With banks making moves last week to aggressively slashinterest rates, Treasury has raised concerns the moves are allowing for more and more Aussies to apply for home loans, and to apply for much larger home loans, The Australian Financial Review has reported. Treasury secretary Martin Parkinson has issued a warning that Australia's sustained period of low interest rates could see homeowners struggle to service their mortgages when rates begin to rise,

According to the AFR, Treasury has warned of the need to take the pressure of monetary policy so Australia doesn't repeat the effects of the 2008 crisis, when the official cash rate reached 7.25% causing large amounts of financial stress for many households.

This is also a concern for Australian Prudential Regulation Authority (APRA) chairman Wayne Byres.
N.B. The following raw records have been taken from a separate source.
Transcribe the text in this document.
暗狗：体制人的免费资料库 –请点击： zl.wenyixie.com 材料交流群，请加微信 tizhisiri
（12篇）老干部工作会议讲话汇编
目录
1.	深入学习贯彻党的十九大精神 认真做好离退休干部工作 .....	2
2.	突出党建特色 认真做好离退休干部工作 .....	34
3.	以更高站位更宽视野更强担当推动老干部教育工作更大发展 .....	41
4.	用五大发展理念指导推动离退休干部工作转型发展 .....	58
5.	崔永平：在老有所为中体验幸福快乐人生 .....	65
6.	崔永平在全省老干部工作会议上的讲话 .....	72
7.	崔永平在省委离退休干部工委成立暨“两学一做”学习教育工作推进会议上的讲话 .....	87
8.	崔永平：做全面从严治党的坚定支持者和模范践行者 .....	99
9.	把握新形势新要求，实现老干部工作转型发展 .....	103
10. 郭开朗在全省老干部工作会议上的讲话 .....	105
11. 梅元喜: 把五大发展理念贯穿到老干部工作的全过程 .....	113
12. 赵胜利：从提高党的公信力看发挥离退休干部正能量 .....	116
Speaking to the House of Representatives Standing Committee on Economics, Byres said APRA is keeping close watch on the big four banks after three of the four cut their fixed mortgage rates last week to under 5%.

Byres expressed concern that the competition fuelled by low rates is leading to banks engaging in very risky lending behaviour. APRA released its draft Prudential Practice Guide for Mortgage Lending in May, which addresses these concerns over aggressive lending activities. APRA is now currently taking submissions in response to the guide, and is in talks with the banks about mortgage-related risk.


  • by Patrick Marion 28/07/2014 10:34:50 AM

    Doesn't APRA know that the banks' qualifying rate to test eligibility is nothing like the rates being offered at present?

    Maybe we should get them to do a Certificate IV in Financial Services!

  • by MCC 28/07/2014 10:37:42 AM

    Couldn't agree more - It is now even more imperative that good credit risk policy is maintained & that we ''credit Advisers'' are doing our jobs to the best of our abilities! Remember WE don't have to chase 'sales targets'!

  • by Allan Faint 28/07/2014 10:48:23 AM

    While rates were droping after the GFC, the bank kept about 2% of the RBA variable rate reduction to boost their profits. Why was treasury not worried about the poor home buyer then? The RBA does not appear to be too concerned, so appears to me as if treasury is trying to put pressure on the RBA. Why? The banks are finaly giving a little back, though I bet they will make another record profit this year. Most other business are just happy to make a profit each year.